While all instruments were effective in stratifying reactions, they showed limitations in differentiating milder phenotypes. The Brown and Dribin scales stood out for their high agreement with the consensus score and sensitivity in identifying anaphylaxis. Our findings suggest that adopting either of these scales could significantly unify the reporting of allergic reactions. We believe the format of an instrument should be tailored to its intended purpose, with clinical decision aids being simpler and research tools being more detailed.
尽管对于过敏反应的定义似乎已经达成共识,但尽管到撰写本文时已经提出了 30 多种评分方法,仍然没有通用的过敏反应严重程度评分工具。这严重妨碍了研究之间的数据比较。虽然已经针对食物相关反应的分级量表进行了比较,但对于蜂类毒液相关反应却没有进行过此类比较。
该研究对 104 例疑似蜂类毒液过敏的患者进行了回顾性分析,比较了他们的蜂类毒液过敏反应的严重程度。该研究对每种反应应用了 6 种评分量表,并根据 NIAID/FAAN 过敏反应标准对其进行了评估。计算了识别过敏反应的敏感性、特异性和接收器操作特征曲线(AUC)。将严重程度量表简化为“轻度”、“中度”和“重度”类别。使用自定义函数确定最常见的严重程度等级,以确定五个量表中最常见的严重程度等级。

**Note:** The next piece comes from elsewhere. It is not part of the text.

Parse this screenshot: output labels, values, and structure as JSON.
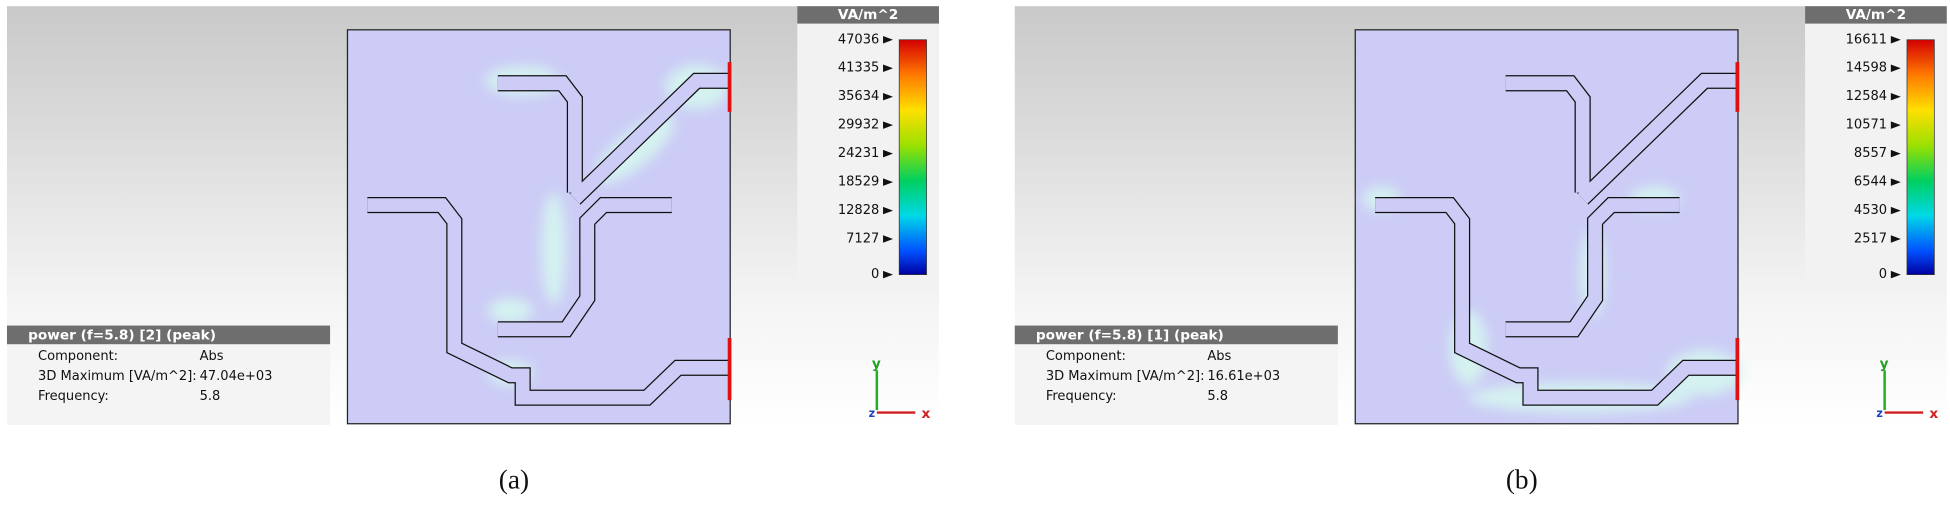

最常见的罪魁祸首昆虫是蜜蜂(49.0%)。在 88 例有全身反应的参与者中,有四个器官系统受累的比例最高。这些量表对检测过敏反应具有很高的特异性,尤其是当使用 Mueller、WAO 和 Dribin 量表的较高等级时。诊断效果(AUC)各不相同,WAO 量表对等级 3、4 和 5 的 AUC(0.94)最高。Spearman 相关性分析显示,Brown 和 Dribin、Ring 和 Messmer 和 Dribin 以及 Ring 和 Messmer 和 Reisman 量表之间的相关性最强。当与 WAO、Reisman 和 Dribin 量表配对时,与 Mueller 量表的相关性最低。评分者间信度分析显示,具有相同分级水平的量表之间具有显著的一致性。Brown 和 Dribin 量表之间的一致性最高,表明不同仪器对反应严重程度的分类具有很强的一致性。
虽然所有工具都能有效地对反应进行分层,但它们在区分较轻的表型方面存在局限性。Brown 和 Dribin 量表因其与共识评分的高度一致性和识别过敏反应的敏感性而脱颖而出。我们的研究结果表明,采用这些量表中的任何一种都可以显著统一过敏反应的报告。我们认为,仪器的格式应根据其预期用途进行定制,临床决策辅助工具应更简单,研究工具应更详细。